Monroe checked the perimeter while I examined the Key by candlelight. The engravings were old—older than any language I recognized—but the metalwork was precise, deliberate. This wasn't just a key. It was a piece of something larger.

"Seven keys." I spoke the information the Bestiary had provided. "Seven Grimms, centuries ago, hid something so valuable they split its location into pieces. Each key is a fragment of a map. Together, they show where the treasure is buried."

"And what's the treasure?"

"Unknown. But the Royals have been hunting these keys for generations. Whatever it is, they want it badly enough to kill everyone who stands in their way."

Monroe settled into a chair, his injuries from weeks of fighting visible in how carefully he moved. "So now we have one.

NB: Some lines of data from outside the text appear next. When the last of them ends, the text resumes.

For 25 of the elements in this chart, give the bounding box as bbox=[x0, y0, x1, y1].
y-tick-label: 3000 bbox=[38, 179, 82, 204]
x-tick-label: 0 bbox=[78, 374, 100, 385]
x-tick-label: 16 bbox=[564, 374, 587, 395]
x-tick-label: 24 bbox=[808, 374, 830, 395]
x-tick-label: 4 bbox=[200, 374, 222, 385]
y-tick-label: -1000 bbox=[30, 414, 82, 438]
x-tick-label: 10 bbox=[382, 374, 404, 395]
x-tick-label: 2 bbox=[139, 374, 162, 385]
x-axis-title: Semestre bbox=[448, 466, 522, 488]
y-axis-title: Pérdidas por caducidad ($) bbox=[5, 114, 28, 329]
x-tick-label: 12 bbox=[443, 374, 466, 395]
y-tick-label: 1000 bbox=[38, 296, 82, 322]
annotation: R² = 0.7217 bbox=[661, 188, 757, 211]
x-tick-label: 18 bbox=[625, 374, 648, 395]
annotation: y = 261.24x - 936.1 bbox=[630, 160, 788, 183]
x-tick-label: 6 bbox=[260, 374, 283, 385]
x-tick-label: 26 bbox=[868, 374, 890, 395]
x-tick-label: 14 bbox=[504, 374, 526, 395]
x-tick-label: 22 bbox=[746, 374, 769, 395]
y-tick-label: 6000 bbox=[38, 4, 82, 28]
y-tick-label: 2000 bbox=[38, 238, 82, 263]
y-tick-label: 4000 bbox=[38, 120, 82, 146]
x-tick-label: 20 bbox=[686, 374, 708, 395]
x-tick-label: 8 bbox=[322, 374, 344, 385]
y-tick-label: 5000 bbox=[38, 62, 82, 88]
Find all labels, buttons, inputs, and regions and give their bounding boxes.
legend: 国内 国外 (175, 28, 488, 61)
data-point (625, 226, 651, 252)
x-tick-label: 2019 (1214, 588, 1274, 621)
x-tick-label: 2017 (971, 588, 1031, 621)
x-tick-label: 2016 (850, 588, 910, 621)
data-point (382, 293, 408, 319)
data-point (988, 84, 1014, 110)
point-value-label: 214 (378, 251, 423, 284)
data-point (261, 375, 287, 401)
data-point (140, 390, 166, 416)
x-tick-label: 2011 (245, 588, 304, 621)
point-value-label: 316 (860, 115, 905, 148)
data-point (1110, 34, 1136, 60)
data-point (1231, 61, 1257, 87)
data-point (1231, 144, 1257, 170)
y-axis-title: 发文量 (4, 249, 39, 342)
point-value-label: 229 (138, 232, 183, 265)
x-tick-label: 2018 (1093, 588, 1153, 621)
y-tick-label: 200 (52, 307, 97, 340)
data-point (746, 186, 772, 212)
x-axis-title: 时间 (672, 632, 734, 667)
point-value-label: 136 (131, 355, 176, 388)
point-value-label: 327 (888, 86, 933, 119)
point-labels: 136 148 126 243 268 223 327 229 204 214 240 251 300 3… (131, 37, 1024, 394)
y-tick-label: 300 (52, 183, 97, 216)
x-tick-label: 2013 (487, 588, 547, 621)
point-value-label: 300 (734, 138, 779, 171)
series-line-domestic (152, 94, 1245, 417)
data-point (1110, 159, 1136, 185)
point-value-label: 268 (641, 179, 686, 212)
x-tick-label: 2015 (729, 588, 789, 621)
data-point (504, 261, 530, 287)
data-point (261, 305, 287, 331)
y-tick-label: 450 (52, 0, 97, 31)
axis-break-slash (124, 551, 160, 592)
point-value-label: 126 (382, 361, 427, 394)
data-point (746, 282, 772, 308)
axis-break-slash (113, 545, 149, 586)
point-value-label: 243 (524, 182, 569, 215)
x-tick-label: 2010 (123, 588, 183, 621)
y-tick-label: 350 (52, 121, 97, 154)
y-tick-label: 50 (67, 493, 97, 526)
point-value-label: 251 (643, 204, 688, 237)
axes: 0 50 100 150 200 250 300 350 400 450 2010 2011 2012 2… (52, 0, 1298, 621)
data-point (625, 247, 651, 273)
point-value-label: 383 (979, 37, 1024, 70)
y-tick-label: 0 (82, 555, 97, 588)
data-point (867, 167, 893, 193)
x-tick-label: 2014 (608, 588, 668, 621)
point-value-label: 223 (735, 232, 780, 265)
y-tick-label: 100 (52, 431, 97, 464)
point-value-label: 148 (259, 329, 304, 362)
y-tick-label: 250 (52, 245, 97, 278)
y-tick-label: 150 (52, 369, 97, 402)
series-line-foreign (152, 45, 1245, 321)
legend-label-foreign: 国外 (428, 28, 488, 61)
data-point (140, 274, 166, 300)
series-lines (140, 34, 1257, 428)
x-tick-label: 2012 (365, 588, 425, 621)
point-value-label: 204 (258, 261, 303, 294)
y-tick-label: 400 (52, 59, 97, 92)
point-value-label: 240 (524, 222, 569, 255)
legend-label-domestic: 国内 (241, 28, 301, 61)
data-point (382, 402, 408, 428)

Viktor will come for it."

"Viktor will come for everything." I tucked the Key into secure storage. "But that's tomorrow's problem. Tonight, we survived. We got what we came for. And we didn't have to kill Nick Burkhardt to do it."

"You let him see us. Let him see me."

"He was going to find out eventually. Better he sees us leaving a battle we didn't start than hunting someone he cared about." I leaned back, letting exhaustion settle. "Nick Burkhardt is going to be a factor in Portland's future. I'd rather shape that relationship than fight it."

The candle flickered, casting shadows across walls that had seen better days. Somewhere in the city, Viktor's people were regrouping, Verrat survivors were reporting failures, and Nick Burkhardt was probably standing over his aunt's body, wondering what happened to the thing she'd protected with her life.

The game had gotten bigger. The stakes had gotten higher.

But I had the Key. And tomorrow, I'd have a plan.